Cyphon also, uniquely, has a social media monitoring component, which, like the camera interface, can be tightly configured. This can scan for any threats made or information dispersed involving the protected company. Users can even geofence certain areas and trigger alerts in the Cyphon system if, for example, a tweet is made from within that area.

Beyond those two unique areas, Cyphon can pull data in from all the usual sources, including alerts from other SIEM programs, network IDS alerts, endpoint agents, packet capture, firewall activity, vulnerability scanners, internet of things (IoT) events, threat feeds, DLP platforms and anything else already running within the customer environment. Cyphon can set up its own monitoring agents if a customer is starting from zero, or work with almost any other security program that has already been installed.

The main Cyphon interface is extremely clean and helpfully throttles and compiles events for users. During the testing, a single attack triggered multiple indicators from several different programs and sources, but Cyphon easily consolidated them all back down into a single incident. If a user is running Cyphon as a service, then they may not see too much of the interface, since the teams at Dunbar would be working cybersecurity on their behalf, but they still have complete access to the main dashboard in terms of visibility.

Cyphon Main Interface

When running as a service, the main Cyphon interface provides complete transparency into operations, proving that remote teams are doing their jobs, and helping less experienced internal analysts learn how to mitigate advanced threats.

Cyphon first generates a trouble ticket from any incident, letting clients know that the program has detected something. Ticket notifications can be sent by a variety of means, but most of the time use e-mail. At that point, customers can head over to the Dunbar portal to get more information, or to initiate a call between their internal security teams and contracted ones at Dunbar. Or they can just sit back and let the contracted teams work on the problem. Dunbar encourages interaction, however, so clients can be as involved or as hands-off as they wish.

Cyphon HelpDesk Portal

John Breeden/IDG Unlike many managed services, the one offered through Cyphon puts a lot of emphasis on client interactions.

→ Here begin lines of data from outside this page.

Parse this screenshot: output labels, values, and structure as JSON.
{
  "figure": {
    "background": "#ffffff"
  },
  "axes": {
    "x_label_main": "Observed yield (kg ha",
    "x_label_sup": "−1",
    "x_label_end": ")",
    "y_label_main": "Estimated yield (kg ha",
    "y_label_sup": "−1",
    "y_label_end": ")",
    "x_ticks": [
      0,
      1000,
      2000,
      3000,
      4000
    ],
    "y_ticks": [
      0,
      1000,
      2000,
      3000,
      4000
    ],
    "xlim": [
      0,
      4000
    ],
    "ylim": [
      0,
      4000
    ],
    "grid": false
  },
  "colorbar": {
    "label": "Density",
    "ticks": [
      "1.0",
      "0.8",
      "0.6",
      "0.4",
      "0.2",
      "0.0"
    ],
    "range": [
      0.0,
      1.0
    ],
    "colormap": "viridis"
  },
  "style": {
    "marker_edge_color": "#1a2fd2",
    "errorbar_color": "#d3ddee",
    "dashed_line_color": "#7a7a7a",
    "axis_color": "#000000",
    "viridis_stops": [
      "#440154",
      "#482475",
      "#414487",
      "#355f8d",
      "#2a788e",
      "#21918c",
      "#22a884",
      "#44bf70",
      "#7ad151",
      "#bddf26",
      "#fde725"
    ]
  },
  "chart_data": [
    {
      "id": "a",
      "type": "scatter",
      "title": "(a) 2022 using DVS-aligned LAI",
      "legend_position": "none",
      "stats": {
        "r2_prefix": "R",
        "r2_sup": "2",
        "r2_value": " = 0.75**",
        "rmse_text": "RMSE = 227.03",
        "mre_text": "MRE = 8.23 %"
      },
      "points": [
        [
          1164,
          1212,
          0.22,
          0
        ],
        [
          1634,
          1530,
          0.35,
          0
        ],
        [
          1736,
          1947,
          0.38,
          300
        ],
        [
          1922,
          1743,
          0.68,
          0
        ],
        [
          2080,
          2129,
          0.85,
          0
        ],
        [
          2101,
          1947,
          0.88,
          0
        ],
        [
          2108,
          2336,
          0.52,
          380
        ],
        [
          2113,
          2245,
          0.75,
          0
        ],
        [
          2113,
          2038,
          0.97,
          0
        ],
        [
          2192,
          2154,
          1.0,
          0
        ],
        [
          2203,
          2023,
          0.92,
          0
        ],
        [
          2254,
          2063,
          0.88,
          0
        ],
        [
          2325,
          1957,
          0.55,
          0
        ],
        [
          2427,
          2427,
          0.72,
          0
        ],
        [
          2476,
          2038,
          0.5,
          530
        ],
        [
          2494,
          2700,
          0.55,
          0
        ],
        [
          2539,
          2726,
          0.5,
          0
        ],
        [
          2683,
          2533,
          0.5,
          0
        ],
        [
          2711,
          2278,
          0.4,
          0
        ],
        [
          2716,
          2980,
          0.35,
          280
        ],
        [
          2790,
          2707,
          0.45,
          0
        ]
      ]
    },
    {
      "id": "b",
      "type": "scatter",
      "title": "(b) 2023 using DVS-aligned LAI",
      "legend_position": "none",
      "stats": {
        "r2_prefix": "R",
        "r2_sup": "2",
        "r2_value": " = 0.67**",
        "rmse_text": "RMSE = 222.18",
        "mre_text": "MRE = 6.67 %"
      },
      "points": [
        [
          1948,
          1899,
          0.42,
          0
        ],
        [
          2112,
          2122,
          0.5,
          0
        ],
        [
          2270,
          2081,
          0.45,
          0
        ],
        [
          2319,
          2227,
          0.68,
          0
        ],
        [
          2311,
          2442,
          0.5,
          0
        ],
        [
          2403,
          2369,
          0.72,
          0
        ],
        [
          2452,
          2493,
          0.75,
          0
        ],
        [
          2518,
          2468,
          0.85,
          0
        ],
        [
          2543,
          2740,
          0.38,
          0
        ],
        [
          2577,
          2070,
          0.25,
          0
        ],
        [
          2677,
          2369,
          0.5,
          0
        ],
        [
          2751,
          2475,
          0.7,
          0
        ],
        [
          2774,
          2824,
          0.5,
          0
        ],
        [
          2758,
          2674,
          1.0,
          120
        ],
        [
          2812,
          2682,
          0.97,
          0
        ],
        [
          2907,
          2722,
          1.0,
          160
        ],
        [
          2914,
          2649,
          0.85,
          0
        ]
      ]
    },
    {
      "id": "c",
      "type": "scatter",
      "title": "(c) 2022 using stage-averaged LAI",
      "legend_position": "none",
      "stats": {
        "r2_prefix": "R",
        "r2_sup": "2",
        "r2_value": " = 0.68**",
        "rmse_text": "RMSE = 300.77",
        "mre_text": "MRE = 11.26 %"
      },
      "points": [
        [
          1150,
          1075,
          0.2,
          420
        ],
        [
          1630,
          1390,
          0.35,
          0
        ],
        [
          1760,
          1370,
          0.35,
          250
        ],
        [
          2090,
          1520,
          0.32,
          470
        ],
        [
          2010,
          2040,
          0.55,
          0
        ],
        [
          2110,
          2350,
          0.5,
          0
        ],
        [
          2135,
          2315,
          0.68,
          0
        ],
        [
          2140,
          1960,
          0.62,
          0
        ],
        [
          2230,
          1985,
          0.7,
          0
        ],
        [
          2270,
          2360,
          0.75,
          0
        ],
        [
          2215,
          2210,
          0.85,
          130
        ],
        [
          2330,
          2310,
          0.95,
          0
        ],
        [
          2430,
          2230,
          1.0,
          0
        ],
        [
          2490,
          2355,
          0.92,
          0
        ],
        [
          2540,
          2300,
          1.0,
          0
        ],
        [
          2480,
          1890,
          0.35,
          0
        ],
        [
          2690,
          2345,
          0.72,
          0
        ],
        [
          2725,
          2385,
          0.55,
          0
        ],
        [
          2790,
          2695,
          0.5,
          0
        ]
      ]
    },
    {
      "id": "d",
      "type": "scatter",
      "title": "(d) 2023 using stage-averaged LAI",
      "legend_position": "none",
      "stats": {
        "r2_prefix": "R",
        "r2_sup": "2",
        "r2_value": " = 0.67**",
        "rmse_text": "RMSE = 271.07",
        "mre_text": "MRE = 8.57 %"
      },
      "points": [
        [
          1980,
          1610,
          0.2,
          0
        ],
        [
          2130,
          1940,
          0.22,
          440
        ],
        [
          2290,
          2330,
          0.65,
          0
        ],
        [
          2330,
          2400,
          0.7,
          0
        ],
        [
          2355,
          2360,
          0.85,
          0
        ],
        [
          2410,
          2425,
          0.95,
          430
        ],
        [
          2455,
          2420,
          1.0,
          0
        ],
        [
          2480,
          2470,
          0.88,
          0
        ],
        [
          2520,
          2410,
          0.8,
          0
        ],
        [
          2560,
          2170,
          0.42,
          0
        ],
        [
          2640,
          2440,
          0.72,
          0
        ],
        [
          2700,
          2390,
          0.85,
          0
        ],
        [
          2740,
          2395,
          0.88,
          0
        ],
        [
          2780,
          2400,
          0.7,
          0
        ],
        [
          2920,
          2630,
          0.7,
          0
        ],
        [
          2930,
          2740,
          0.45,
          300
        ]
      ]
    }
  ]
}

Every event is ticketed. If the client wants, they can use that number to begin an online or phone-based dialog between their internal security teams and those working remotely through Cyphon.

As with any other SOC, there are a lot of tools available to analysts to fix problems, including quarantining infected systems, changing firewall and security rules and even wiping and disinfecting compromised assets. Everything that contracted teams do is visible to clients, recorded and updated through the trouble ticket system and is fully auditable in reports after the fact. The level of interactivity and transparency offered by Cyphon could be a real asset to a company that, for example, has a lot of junior cyber analysts, but a dearth of top-level experts. Being able to follow along and see what was done, as well as asking about why actions were taken, would be a great way to improve the skills of internal teams.

Cyphon work or check jobs

John Breeden/IDG Within the past few months, Cyphon has started to be offered as an internal security tool as well as a service. The main interface works the same in either case, just in observer mode when running as a service, or with full access to the tool if being used internally.

Deploying cyber security as a service makes sense for a lot of organizations, which is likely why Gartner named it as a rising category in security. Most companies don’t focus on cybersecurity. Their core mission is to sell bicycles or bananas or whatever. But running a business without good cybersecurity is a recipe for disaster. So why not contract that function out to the experts, who can handle that function with both speed and accuracy?